Não vou mentir, há dias que parece que já esgotei os temas que existem para escrever. Não restando nada, não tendo nada sobre que escrever, não tendo nada para dizer. Depois, chego à conclusão que este Blog é mais uma conversa que outra coisa qualquer. E como qualquer conversa, há períodos mais e menos ricos.

Dito isto, haverá dias que vou conseguir falar comigo passando-te algo de valor, mas haverá outros que isso não vai acontecer. Vais apenas ler palavras soltas tentando entenderem-se umas às outras, enquanto tu e eu assistimos a tudo de fora. Este é um desses casos.

Por vezes penso como seria se os artigos se escrevessem sozinhos. Não porque eu quero deixar de escrever mas continuar a publicar, mas sim porque tenho curiosidade em saber como as palavras se organizassem umas às outras se lhes fosse dadas liberdade total.

Acredito também que é por isso que escrevo este tipo de artigos.
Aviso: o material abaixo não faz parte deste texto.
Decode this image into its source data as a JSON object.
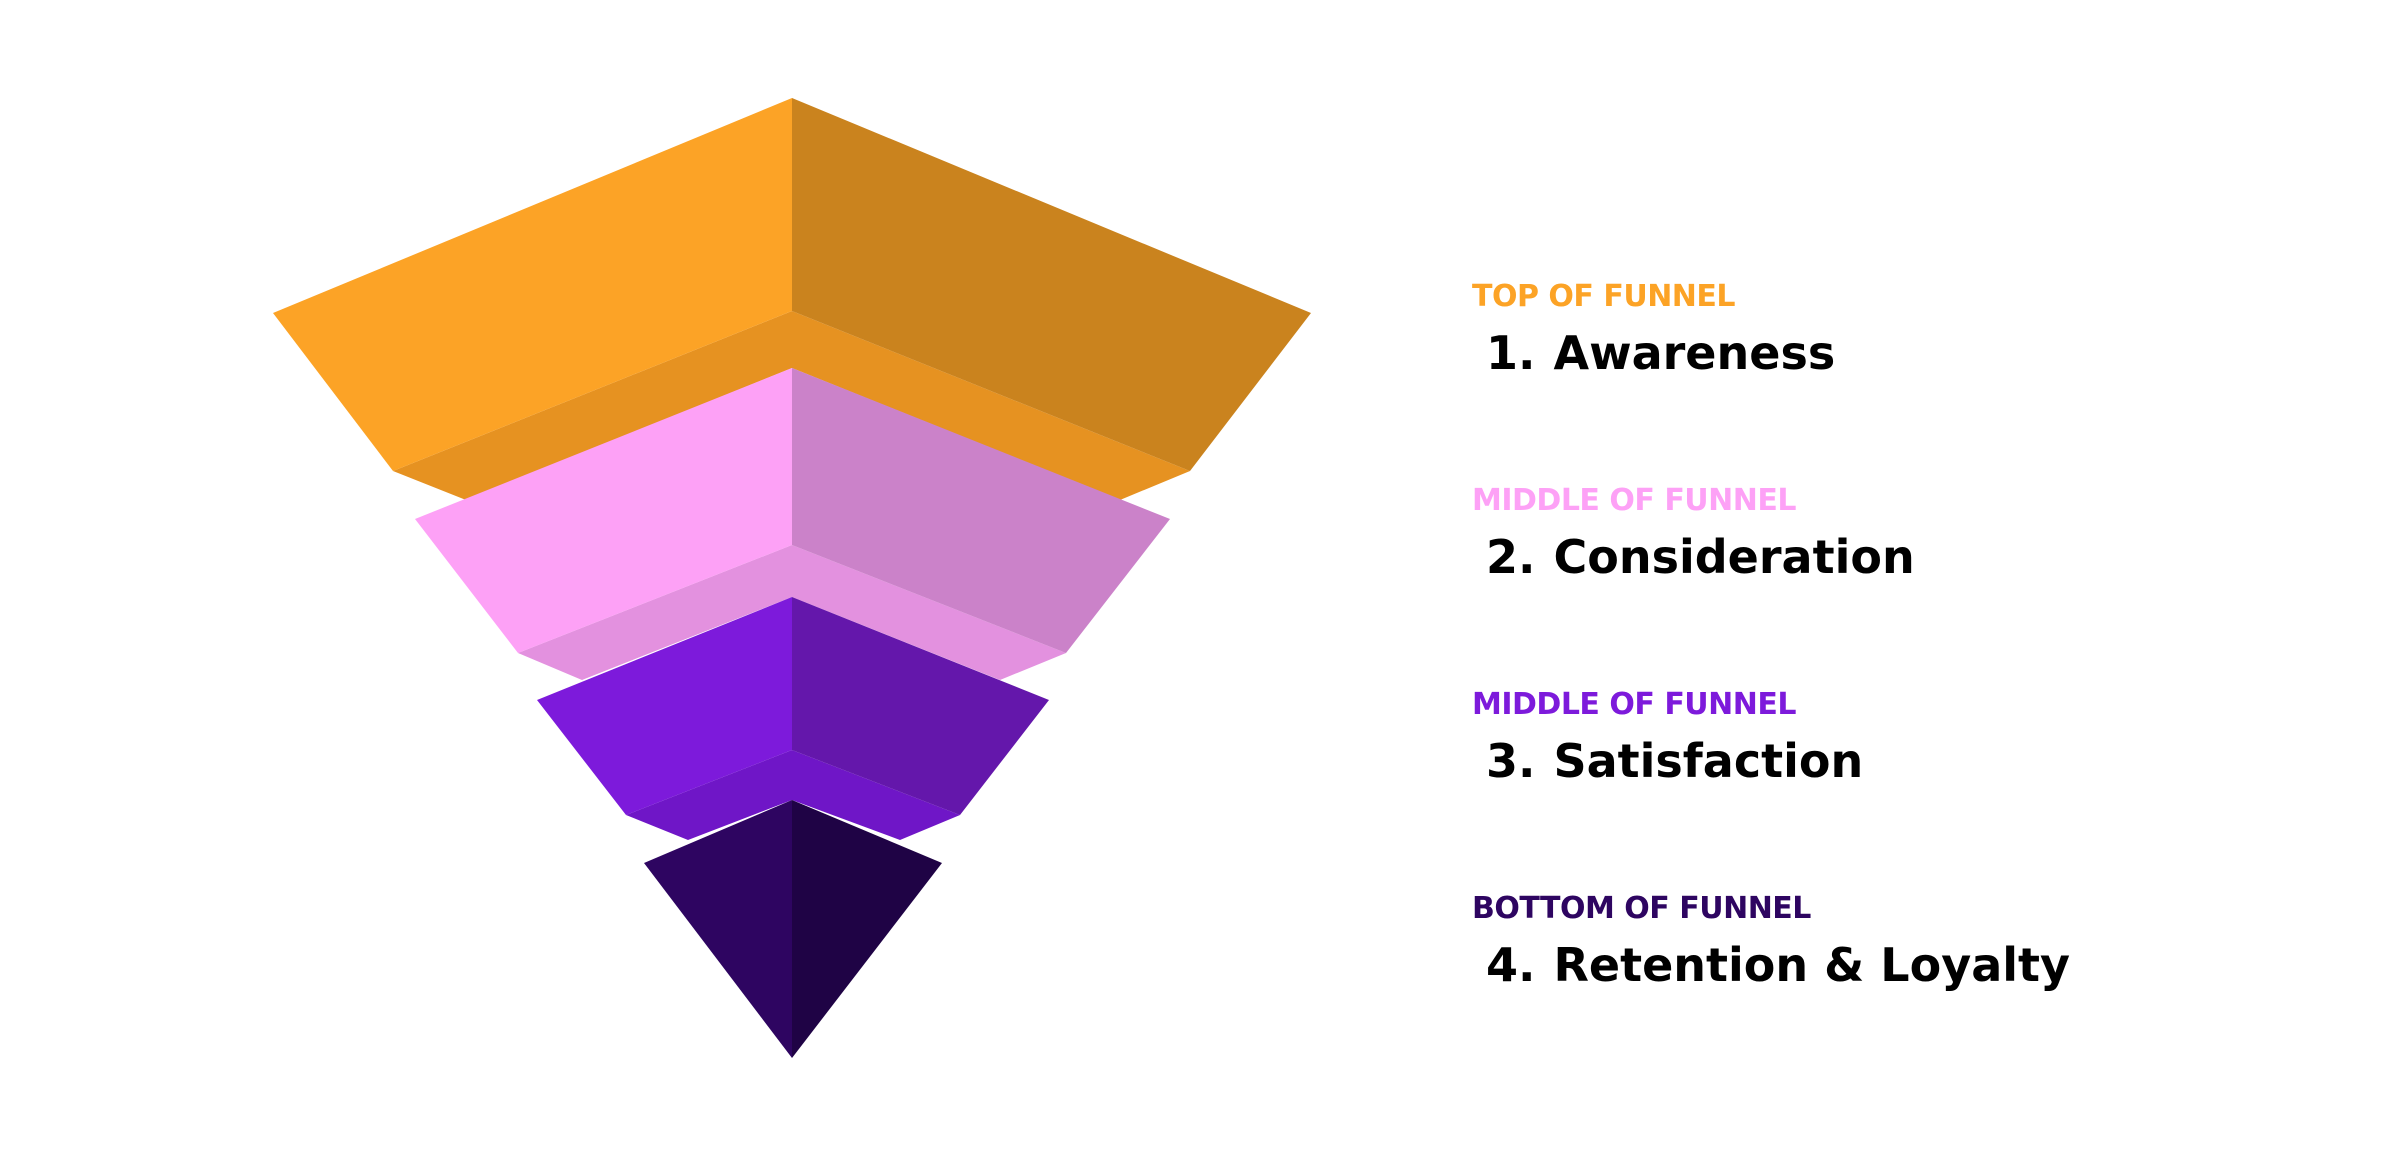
{
  "diagram": {
    "type": "funnel",
    "stages": [
      {
        "tag": "TOP OF FUNNEL",
        "number": "1.",
        "title": "Awareness",
        "tag_color": "#FCA326",
        "colors": {
          "left": "#FCA326",
          "right": "#CA831E",
          "inner": "#E69221"
        }
      },
      {
        "tag": "MIDDLE OF FUNNEL",
        "number": "2.",
        "title": "Consideration",
        "tag_color": "#FDA1F6",
        "colors": {
          "left": "#FDA1F6",
          "right": "#CB82C9",
          "inner": "#E391DF"
        }
      },
      {
        "tag": "MIDDLE OF FUNNEL",
        "number": "3.",
        "title": "Satisfaction",
        "tag_color": "#7D1ADB",
        "colors": {
          "left": "#7D1ADB",
          "right": "#6417AB",
          "inner": "#6F16C7"
        }
      },
      {
        "tag": "BOTTOM OF FUNNEL",
        "number": "4.",
        "title": "Retention & Loyalty",
        "tag_color": "#2E0561",
        "colors": {
          "left": "#2E0561",
          "right": "#1F0345",
          "inner": "#260452"
        }
      }
    ]
  }
}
Penso o menos possível no que escrevo tentando passar a responsabilidade do resultado final para as palavras que o representam. Sendo eu apenas o distribuidor, nada mais.

Mas é pena, hoje ainda não é possível encostar na cadeira, olhar para o ecrã do computador e assistir a uma escrita fluida, natural e imprevisível. Até lá, trabalhamos com o que temos.